• Deferred Underwriting Compensation in Public Offerings: FINRA Proposes to Expand the Scope of Deferred Compensation Arrangements Permitted in Engagement Letters for Public Offerings, but Subject to Significant New Requirements
  • June 28, 2012
  • Law Firm: Sullivan Cromwell LLP - New York Office
  • FINRA proposes to amend Rule 5110, the Corporate Financing Rule, to permit a broader range of deferred compensation arrangements between member firms and issuers regarding future public offerings, provided the arrangements meet two significant new requirements. Under the proposal, engagement letters for underwriting and financial advisory services will be permitted to include termination fees and rights of first refusal, but must specify that any future underwriting fees be reasonable or customary and must permit the issuer to terminate these arrangements for cause. As is currently the case, the arrangements also must be limited to two or three years in duration as described below.
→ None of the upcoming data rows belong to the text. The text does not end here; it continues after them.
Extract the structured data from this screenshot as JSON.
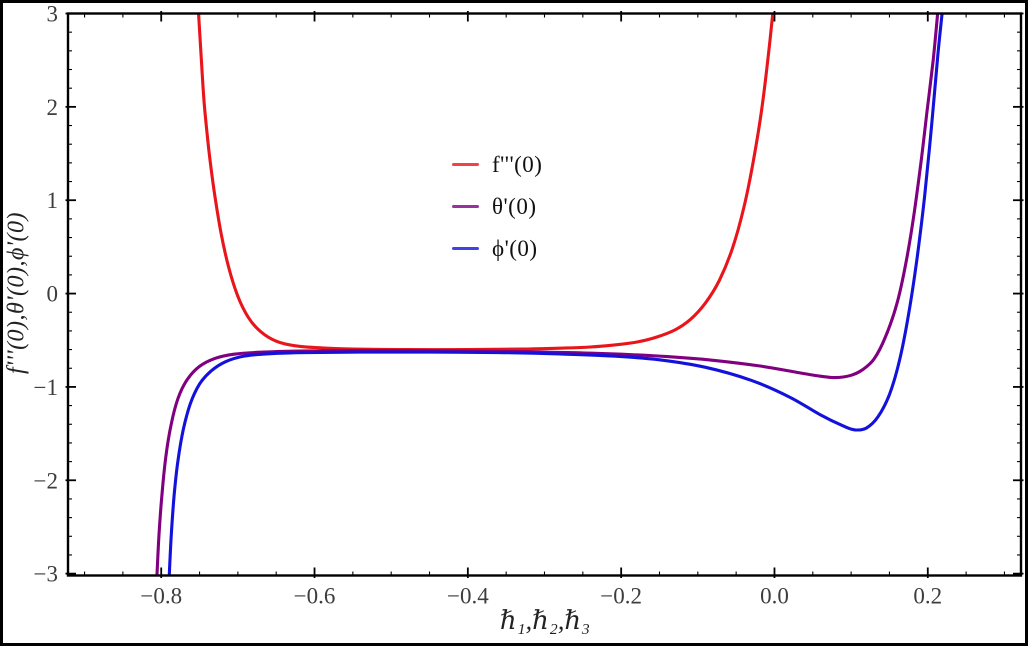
{
  "figure": {
    "background": "#ffffff",
    "border_color": "#000000"
  },
  "chart_data": {
    "type": "line",
    "title": "",
    "xlabel": "ℏ₁,ℏ₂,ℏ₃",
    "ylabel": "f'''(0),θ'(0),ϕ'(0)",
    "xlim": [
      -0.9216,
      0.3216
    ],
    "ylim": [
      -3.02,
      3.0
    ],
    "x_major_ticks": [
      -0.8,
      -0.6,
      -0.4,
      -0.2,
      0.0,
      0.2
    ],
    "x_tick_labels": [
      "−0.8",
      "−0.6",
      "−0.4",
      "−0.2",
      "0.0",
      "0.2"
    ],
    "x_minor_step": 0.05,
    "y_major_ticks": [
      -3,
      -2,
      -1,
      0,
      1,
      2,
      3
    ],
    "y_tick_labels": [
      "−3",
      "−2",
      "−1",
      "0",
      "1",
      "2",
      "3"
    ],
    "y_minor_step": 0.2,
    "grid": false,
    "frame": true,
    "frame_color": "#000000",
    "tick_label_color": "#3d3d3d",
    "legend_position": "inside upper-center-left",
    "series": [
      {
        "id": "fppp",
        "name": "f'''(0)",
        "color": "#e9151b",
        "points": [
          [
            -0.752,
            3.1
          ],
          [
            -0.748,
            2.55
          ],
          [
            -0.744,
            2.05
          ],
          [
            -0.738,
            1.55
          ],
          [
            -0.731,
            1.1
          ],
          [
            -0.722,
            0.65
          ],
          [
            -0.712,
            0.28
          ],
          [
            -0.7,
            -0.03
          ],
          [
            -0.686,
            -0.26
          ],
          [
            -0.67,
            -0.41
          ],
          [
            -0.65,
            -0.51
          ],
          [
            -0.625,
            -0.56
          ],
          [
            -0.595,
            -0.58
          ],
          [
            -0.55,
            -0.595
          ],
          [
            -0.48,
            -0.6
          ],
          [
            -0.4,
            -0.6
          ],
          [
            -0.33,
            -0.595
          ],
          [
            -0.28,
            -0.585
          ],
          [
            -0.24,
            -0.572
          ],
          [
            -0.21,
            -0.552
          ],
          [
            -0.18,
            -0.52
          ],
          [
            -0.155,
            -0.47
          ],
          [
            -0.13,
            -0.39
          ],
          [
            -0.11,
            -0.28
          ],
          [
            -0.09,
            -0.1
          ],
          [
            -0.072,
            0.14
          ],
          [
            -0.055,
            0.48
          ],
          [
            -0.04,
            0.92
          ],
          [
            -0.028,
            1.4
          ],
          [
            -0.017,
            1.95
          ],
          [
            -0.008,
            2.55
          ],
          [
            -0.001,
            3.1
          ]
        ]
      },
      {
        "id": "theta",
        "name": "θ'(0)",
        "color": "#800080",
        "points": [
          [
            -0.806,
            -3.1
          ],
          [
            -0.803,
            -2.6
          ],
          [
            -0.799,
            -2.15
          ],
          [
            -0.794,
            -1.75
          ],
          [
            -0.787,
            -1.4
          ],
          [
            -0.778,
            -1.12
          ],
          [
            -0.766,
            -0.92
          ],
          [
            -0.75,
            -0.78
          ],
          [
            -0.73,
            -0.695
          ],
          [
            -0.705,
            -0.65
          ],
          [
            -0.67,
            -0.628
          ],
          [
            -0.62,
            -0.615
          ],
          [
            -0.55,
            -0.61
          ],
          [
            -0.45,
            -0.612
          ],
          [
            -0.35,
            -0.62
          ],
          [
            -0.27,
            -0.632
          ],
          [
            -0.2,
            -0.65
          ],
          [
            -0.14,
            -0.675
          ],
          [
            -0.08,
            -0.715
          ],
          [
            -0.02,
            -0.775
          ],
          [
            0.03,
            -0.845
          ],
          [
            0.06,
            -0.885
          ],
          [
            0.08,
            -0.9
          ],
          [
            0.1,
            -0.875
          ],
          [
            0.115,
            -0.815
          ],
          [
            0.13,
            -0.7
          ],
          [
            0.145,
            -0.46
          ],
          [
            0.16,
            -0.1
          ],
          [
            0.172,
            0.35
          ],
          [
            0.182,
            0.85
          ],
          [
            0.191,
            1.4
          ],
          [
            0.199,
            1.95
          ],
          [
            0.207,
            2.5
          ],
          [
            0.214,
            3.1
          ]
        ]
      },
      {
        "id": "phi",
        "name": "ϕ'(0)",
        "color": "#1312dc",
        "points": [
          [
            -0.79,
            -3.1
          ],
          [
            -0.787,
            -2.6
          ],
          [
            -0.783,
            -2.15
          ],
          [
            -0.778,
            -1.78
          ],
          [
            -0.771,
            -1.45
          ],
          [
            -0.762,
            -1.18
          ],
          [
            -0.75,
            -0.97
          ],
          [
            -0.735,
            -0.83
          ],
          [
            -0.716,
            -0.73
          ],
          [
            -0.692,
            -0.67
          ],
          [
            -0.66,
            -0.645
          ],
          [
            -0.61,
            -0.632
          ],
          [
            -0.54,
            -0.627
          ],
          [
            -0.45,
            -0.627
          ],
          [
            -0.36,
            -0.632
          ],
          [
            -0.28,
            -0.647
          ],
          [
            -0.21,
            -0.67
          ],
          [
            -0.15,
            -0.71
          ],
          [
            -0.09,
            -0.79
          ],
          [
            -0.03,
            -0.93
          ],
          [
            0.02,
            -1.11
          ],
          [
            0.06,
            -1.3
          ],
          [
            0.09,
            -1.42
          ],
          [
            0.105,
            -1.46
          ],
          [
            0.12,
            -1.44
          ],
          [
            0.135,
            -1.32
          ],
          [
            0.15,
            -1.08
          ],
          [
            0.163,
            -0.72
          ],
          [
            0.175,
            -0.22
          ],
          [
            0.186,
            0.38
          ],
          [
            0.196,
            1.05
          ],
          [
            0.205,
            1.8
          ],
          [
            0.213,
            2.55
          ],
          [
            0.22,
            3.1
          ]
        ]
      }
    ]
  }
}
While the proposal will provide member firms more flexibility to negotiate deferred compensation arrangements with their issuer clients, they should consider the potential impact of the proposed new requirements on their engagement letter practices. Separately, FINRA also proposes to amend Rule 5110 to exempt a broader range of exchange-traded fund (“ETF”) offerings from the filing requirement of the Rule. FINRA has asked for comments on the proposals by July 23, 2012.